Champions League

"Ich hoffe, wir sind jetzt wach"

Schalke: Interview mit Kevin Kuranyi

"Ich hoffe, wir sind jetzt wach"

Kevin Kuranyi

Weckruf durch Wolfsburg? Kevin Kuranyi hadert mit sich beim 1:2 gegen den VfL. dpa

Herr Kuranyi, am Freitagabend verließen Sie wortlos die Arena. Für Sie völlig atypisch.

Kevin Kuranyi: Ja, aber diese Niederlage hat mich einfach angekotzt. Wir waren so nah dran, in der Tabelle richtig Druck zu machen. Stattdessen patzen wir mal wieder gegen einen Gegner, den man zu Hause schlagen sollte, wenn man die Champions-League-Plätze als Ziel hat - und das auch noch nach einer eigenen 1:0-Führung.

War die Euphorie nach dem starken Rückrundenstart womöglich doch schon wieder zu groß?

Kuranyi: Es war ja klar, dass nach dem Sieg in Dortmund von außen gleich wieder das Thema Meisterschaft aufkam. Wir wurden schon gefragt, ob wir dasselbe schaffen könnten wie letztes Jahr Stuttgart. Das ist Schwachsinn. Wir sind noch sehr, sehr weit davon entfernt, der VfB zu sein. Trotzdem haben wir uns vielleicht nach zwei Siegen schon blenden lassen. Das war viel zu früh. So eine Euphorie darf meinetwegen nach sechs, sieben Siegen am Stück aufkommen.

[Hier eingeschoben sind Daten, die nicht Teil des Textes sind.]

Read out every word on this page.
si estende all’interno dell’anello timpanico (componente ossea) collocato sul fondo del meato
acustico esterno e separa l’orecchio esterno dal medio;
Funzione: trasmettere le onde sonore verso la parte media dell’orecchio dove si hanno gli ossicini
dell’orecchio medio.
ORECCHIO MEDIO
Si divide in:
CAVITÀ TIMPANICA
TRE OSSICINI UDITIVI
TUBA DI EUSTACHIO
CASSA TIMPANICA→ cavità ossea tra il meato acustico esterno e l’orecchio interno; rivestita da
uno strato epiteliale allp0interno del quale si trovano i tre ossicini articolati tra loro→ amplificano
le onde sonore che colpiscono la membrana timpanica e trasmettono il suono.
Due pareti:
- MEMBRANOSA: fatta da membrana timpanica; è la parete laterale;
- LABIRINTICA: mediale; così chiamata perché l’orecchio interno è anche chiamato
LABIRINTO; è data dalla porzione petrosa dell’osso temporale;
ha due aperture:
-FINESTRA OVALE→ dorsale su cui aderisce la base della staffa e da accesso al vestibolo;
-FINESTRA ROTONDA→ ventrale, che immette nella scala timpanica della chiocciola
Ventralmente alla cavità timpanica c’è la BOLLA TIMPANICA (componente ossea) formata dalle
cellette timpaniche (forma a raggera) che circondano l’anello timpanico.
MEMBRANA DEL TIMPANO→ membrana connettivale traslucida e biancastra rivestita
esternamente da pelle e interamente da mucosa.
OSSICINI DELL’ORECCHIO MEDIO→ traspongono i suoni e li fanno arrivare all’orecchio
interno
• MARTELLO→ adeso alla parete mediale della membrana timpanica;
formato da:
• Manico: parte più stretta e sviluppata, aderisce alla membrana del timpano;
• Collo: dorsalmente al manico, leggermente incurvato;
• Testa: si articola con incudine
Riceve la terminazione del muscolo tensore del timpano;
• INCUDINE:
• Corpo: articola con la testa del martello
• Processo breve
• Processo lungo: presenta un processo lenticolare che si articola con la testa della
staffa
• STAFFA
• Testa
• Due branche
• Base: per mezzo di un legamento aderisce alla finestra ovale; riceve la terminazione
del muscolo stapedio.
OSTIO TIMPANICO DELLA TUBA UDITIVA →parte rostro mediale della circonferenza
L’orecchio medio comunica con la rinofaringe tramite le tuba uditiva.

Hat sich die Mannschaft also - womöglich unterschwellig - davon beeinflussen lassen?

Kuranyi: Ich kann nur betonen: Wir müssen uns alle gemeinsam aufs Wesentliche konzentrieren. Aber vielleicht hat die Enttäuschung jetzt auch etwas Gutes.

Nämlich?

Kuranyi: Dass wir vor Porto auf den Boden zurückgeholt wurden. Ich hoffe, wir sind jetzt richtig wach.

Was war gegen Wolfsburg?

Kuranyi: Wir waren nicht total konzentriert. So als ob wir dachten: Wir sind ja besser, es läuft schon.

Bei einer 1:0-Führung zu Hause ausgekontert zu werden spricht auch für fehlende Klasse.

Kuranyi: Wir haben das als Mannschaft einfach sehr schlecht gemacht. Das ist eben der Unterschied zu einem Team, das wirklich um die Meisterschaft mitspielen kann. Wir sind eine gute Mannschaft, aber noch keine große.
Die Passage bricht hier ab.